One could conceivably use a Proxy (http://en.wikipedia.org/wiki/Proxy_pattern) to abstract WPILib from the actual code, allowing a mock implementation with GUI/output to be set up in its place while using the same calls and method signatures. However, you’d have to make sure everything you’re using is covered by the proxy (which can be a lot of work).

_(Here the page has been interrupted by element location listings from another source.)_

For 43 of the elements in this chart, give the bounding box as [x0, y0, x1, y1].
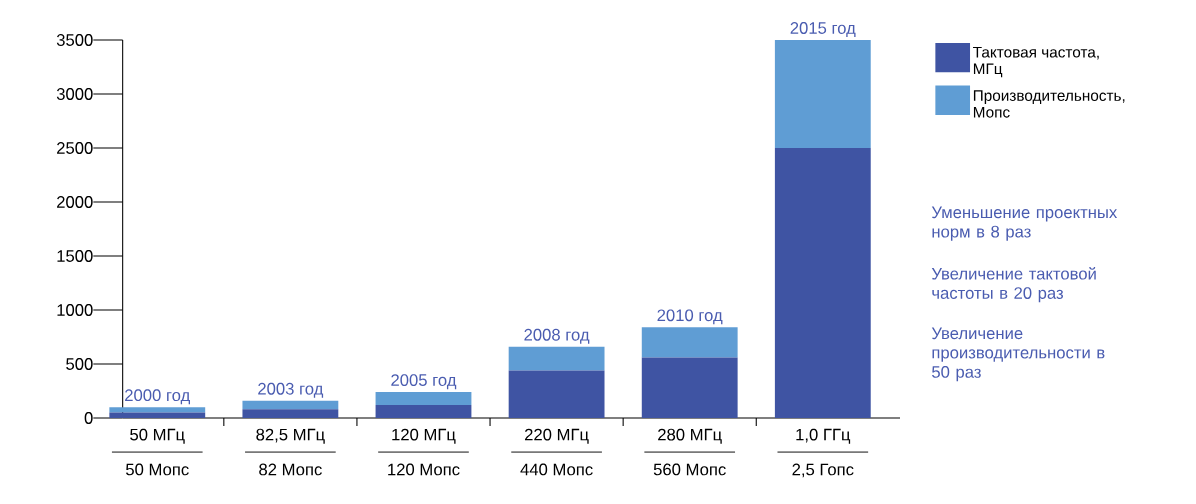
y-tick-label: 2500: [57, 142, 93, 154]
bar: [641, 327, 738, 358]
y-tick-label: 500: [66, 358, 93, 370]
annotation: 2005 год: [391, 374, 457, 390]
bar: [508, 346, 605, 371]
y-tick-label: 3000: [56, 88, 93, 100]
annotation: 2000 год: [125, 389, 190, 405]
bar: [375, 405, 472, 418]
bar: [774, 40, 871, 148]
annotation: 2008 год: [524, 328, 590, 344]
legend-label: Тактовая частота, МГц: [973, 46, 1099, 78]
y-tick-label: 0: [84, 412, 93, 424]
x-tick-label: 1,0 ГГц: [796, 428, 851, 444]
annotation: 2010 год: [657, 309, 723, 325]
x-tick-label: 220 МГц: [524, 428, 589, 444]
text: 120 Мопс: [388, 463, 460, 476]
text: Уменьшение проектных норм в 8 раз: [931, 206, 1118, 241]
bar: [375, 392, 472, 406]
text: Увеличение тактовой частоты в 20 раз: [931, 267, 1096, 303]
x-tick-label: 82,5 МГц: [256, 428, 325, 444]
x-tick-label: 120 МГц: [392, 428, 456, 444]
y-tick-label: 2000: [57, 196, 93, 208]
legend-label: Производительность, Мопс: [973, 90, 1125, 118]
bar: [242, 409, 339, 418]
bar: [242, 400, 339, 410]
text: Увеличение производительности в 50 раз: [931, 327, 1105, 382]
bar: [641, 357, 738, 418]
text: 560 Мопс: [653, 463, 726, 476]
bar: [109, 407, 206, 413]
text: 2,5 Гопс: [792, 463, 854, 478]
text: 440 Мопс: [520, 463, 593, 476]
text: 50 Мопс: [126, 463, 189, 476]
y-tick-label: 1500: [57, 250, 93, 262]
annotation: 2003 год: [258, 382, 324, 398]
bar: [774, 148, 871, 418]
y-tick-label: 1000: [57, 304, 93, 316]
bar: [109, 412, 206, 418]
y-tick-label: 3500: [56, 34, 93, 46]
text: 82 Мопс: [259, 463, 322, 476]
bar: [508, 370, 605, 418]
x-tick-label: 280 МГц: [658, 428, 722, 444]
annotation: 2015 год: [790, 22, 856, 38]
x-tick-label: 50 МГц: [130, 428, 185, 444]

I guess I’ve never thought about it – would using the same package names in a mock implementation be bad form? I suppose it’s not a big deal if released under the same license as the original. It sure would make it easier on the proxy (otherwise some configuration file would have to be set up, or the code in the proxy would have to be changed when building differently).
Read one of my first posts on this forum as linked here:
That has not been updated in quite some time and the students that wrote most of it have moved on.
Perhaps you’ll find some value in it.
I’m one of the ones working on that, it’s in the very early stages and can only really be used to verify that code you’ve written works (to some degree). We do plan to add a gui display of the robot eventually.
As the wiki on the website says, just run java --classpath FrcSimulatorClient-xx.xxx.jar:YourJarNameOrPathToClassFiles net.sourceforge.frcsimulator.Client --gui -s your.class.package.and.name
We have changed the command line arguments in the svn(dev) version after developing a class to handle them, reading the doc within the code should help alot. (once we figure out a good way to post the javadoc, we’ll do that, until then you can read the code or generate it yourself).
Looks like someone owes GoDaddy a couple of bucks. :o
Here’s the new location: http://www.multibody.org/VIRSYS/
Not exactly It’s the hosting I’m not paying for. For some reason I only have one free economy hosting between my two sites. I could point the site to the multibody.org domain or to team302.org, but the subsequent VIRSYS link would need to be front page stuff and this seems inappropriate given the inactive state of VIRSYS development.
On the plus side, I won a contract that starts in a few weeks and some of the scope is relevant to making progress on VIRSYS.